The media’s silence about the RIAT reanalysis reflects that institutional timidity. The authors of the STAR*D study are the experts that mainstream media turn to when they report on the effectiveness of psychiatric drugs, and while the Psychiatric Times did open up the possibility that major print media would report on this scandal, it is now apparent that even that opening was not enough to overcome that institutional timidity.
Or to put it another way, American psychiatry has successfully made mainstream media its handmaiden, and in this instance, that has led to a failure of epic dimensions.
Harm Done
The harm done to the American public by the falsification of the STAR*D results is this: Our society has been denied informed consent about the merits of these drugs, and if it were not for the falsification of the STAR*D results, our societal use of these drugs would likely have been much more restrained.
On an individual level, those who decided to take an antidepressant following the publication of the STAR*D reports did so with the understanding that research had shown that two-thirds of patients so treated got completely well, their symptoms gone. While many may tell of how antidepressants improved their lives, there are also thousands who tell of how these drugs ruined their lives.

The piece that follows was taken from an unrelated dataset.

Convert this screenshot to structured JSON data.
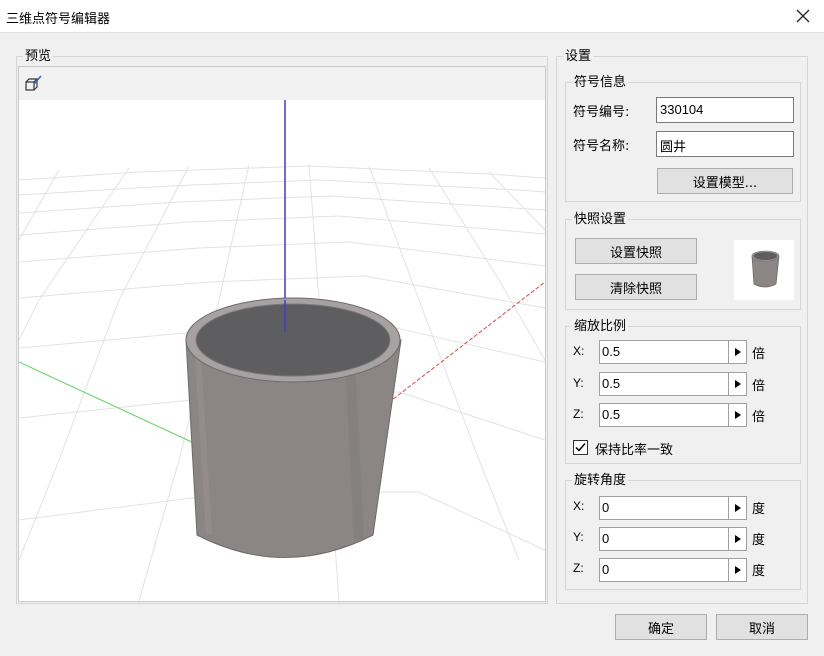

They tell of having gone manic on an SSRI and being diagnosed with bipolar disorder; of sexual dysfunction; of tardive dysphoria (an enduring form of depression); of a painful form of agitation known as akathisia; of horrible withdrawal symptoms when they try to taper from antidepressants; and of persistent nervous system injury that remains even after they have withdrawn from the medications. And these patients, who have fared poorly on antidepressants, regularly tell of how they were informed they had a chemical imbalance and given little information about the possible hazards of long-term use.
The story of the STAR*D scandal reveals that multiple institutions have failed the American public. Given the importance that the STAR*D study has had on the prescribing of antidepressants, the American Journal of Psychiatry, the American Psychiatric Association, and the NIMH all had a duty to make the RIAT reanalysis known to the public.
So too all of American medicine. The majority of prescriptions for antidepressants are written by general practitioners. BMJ Open is a general interest medical journal, and one would hope that other medical journals, in their editorials, would have commented on the Pigott re-analysis, and urged an investigation into the STAR*D study, given its profound impact on prescribing practices. The medical field as a whole has a duty to protect its evidence base from being soiled by the “falsification” of results, but to my knowledge, there has not been any clamor from other medical journals about this scandal, in the “largest and longest” study of antidepressants ever conducted.
That is the conclusion to be drawn from a review of the STAR*D scandal. American psychiatry, the NIMH, the larger medical community, and mainstream media . . . all can be seen as having betrayed the American public by failing to make this scandal known.